Participants must register to take part in advance of the date of the procession.

Millicent Fawcett Statue, London

 

 

For the very first time, a female statue will stand in Parliament Square, London. In honour of her work and determination, Millicent Fawcett will be honoured forever as she takes her place amongst politicians such as Winston Churchill and Nelson Mandela. Designed by Turner Prize winner Gillian Wearing, the statue will be surrounded by 52 photographic etchings on tiles depicting 59 key women who played a significant role in the campaign for women’s suffrage.

Emmeline Pankhurst Statue, Manchester

img_1265In Manchester, her home city, Emmeline Pankhurst is also being honoured with a statue. Scheduled to be completed in December 2018, sculptor Helen Reeves has designed the bronze tribute to “stand guard as an enduring reminder of the struggle for the vote, beckoning us to keep going forward as we continue the journey towards gender equality.”

 

 

Many more celebratory events will be happening around the country. Regardless of what they are, their focus is the centenary of the Representation of the People Act. Unfortunately, most of these tend to lean more towards the suffragette influence and forget about the passive campaigns of the NUWSS. Also, many of the working class women who joined the campaign were unable to vote, either due to their age or lack of property. Nonetheless, this was the first time women could vote and, whilst it was not equal to the rights of men, it was a significant success in the emancipation of women.

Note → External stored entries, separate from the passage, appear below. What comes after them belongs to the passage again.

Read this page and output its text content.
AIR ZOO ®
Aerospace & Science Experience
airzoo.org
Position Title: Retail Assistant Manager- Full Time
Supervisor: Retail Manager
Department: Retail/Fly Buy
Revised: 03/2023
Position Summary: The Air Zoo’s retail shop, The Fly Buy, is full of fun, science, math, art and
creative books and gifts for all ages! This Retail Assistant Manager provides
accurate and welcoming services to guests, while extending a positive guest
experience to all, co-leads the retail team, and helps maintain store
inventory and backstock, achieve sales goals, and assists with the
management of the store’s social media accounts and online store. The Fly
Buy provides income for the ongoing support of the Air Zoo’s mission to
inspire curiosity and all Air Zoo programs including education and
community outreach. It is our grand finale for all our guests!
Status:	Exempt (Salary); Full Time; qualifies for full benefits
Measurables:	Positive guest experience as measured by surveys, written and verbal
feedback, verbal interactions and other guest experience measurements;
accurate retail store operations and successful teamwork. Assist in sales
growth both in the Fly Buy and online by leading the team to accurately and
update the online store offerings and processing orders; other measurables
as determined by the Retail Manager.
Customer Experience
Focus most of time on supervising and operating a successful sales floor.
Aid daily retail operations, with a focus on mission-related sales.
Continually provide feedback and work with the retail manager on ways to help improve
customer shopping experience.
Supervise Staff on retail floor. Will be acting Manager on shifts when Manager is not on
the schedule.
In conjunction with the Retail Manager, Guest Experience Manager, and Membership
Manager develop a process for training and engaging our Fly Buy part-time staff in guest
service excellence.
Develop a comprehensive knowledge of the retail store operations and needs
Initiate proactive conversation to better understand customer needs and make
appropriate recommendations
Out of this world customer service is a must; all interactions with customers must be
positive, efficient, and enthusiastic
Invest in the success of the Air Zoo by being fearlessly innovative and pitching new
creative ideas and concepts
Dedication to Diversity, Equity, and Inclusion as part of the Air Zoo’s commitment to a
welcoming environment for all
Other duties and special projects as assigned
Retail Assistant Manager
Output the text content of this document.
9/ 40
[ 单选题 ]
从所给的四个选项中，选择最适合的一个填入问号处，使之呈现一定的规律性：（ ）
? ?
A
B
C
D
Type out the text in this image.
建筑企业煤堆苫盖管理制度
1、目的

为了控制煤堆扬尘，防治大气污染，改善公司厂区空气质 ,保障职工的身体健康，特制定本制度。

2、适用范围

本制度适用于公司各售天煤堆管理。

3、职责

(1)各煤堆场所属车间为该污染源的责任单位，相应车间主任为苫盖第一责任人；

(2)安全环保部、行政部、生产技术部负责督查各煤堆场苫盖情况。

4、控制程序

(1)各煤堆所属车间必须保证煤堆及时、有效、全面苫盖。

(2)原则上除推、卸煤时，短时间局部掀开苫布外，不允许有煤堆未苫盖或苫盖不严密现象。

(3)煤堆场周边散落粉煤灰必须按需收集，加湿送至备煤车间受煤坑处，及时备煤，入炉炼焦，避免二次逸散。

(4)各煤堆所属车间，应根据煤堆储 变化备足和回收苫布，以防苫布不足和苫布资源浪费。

The centenary has sparked debates about the importance of the suffragists and suffragettes. Some argue that women got the vote due to their war work and others claim it was to make up for the loss of lives on the battlefields. Others dispute the celebration claiming that the suffragettes were guerilla terrorists and should not be honoured for their violence, whereas, some suggest they should be pardoned. It is doubtful that the suffragettes would wish to be pardoned for their crimes, they were openly and deliberately committing them to express their views – they knew exactly what they were doing.

Regardless of these debates, the passing of the Representation of the People Act 1918 is one of the biggest turning points in British history with similar Acts occurring at different times throughout the rest of the world. Women (and men) have every right to celebrate, reflect on how far society has come, and push forward with the determination to achieve equal rights for all.

“Once they are aroused, once they are determined, nothing on earth and nothing in heaven will make women give way; it is impossible.”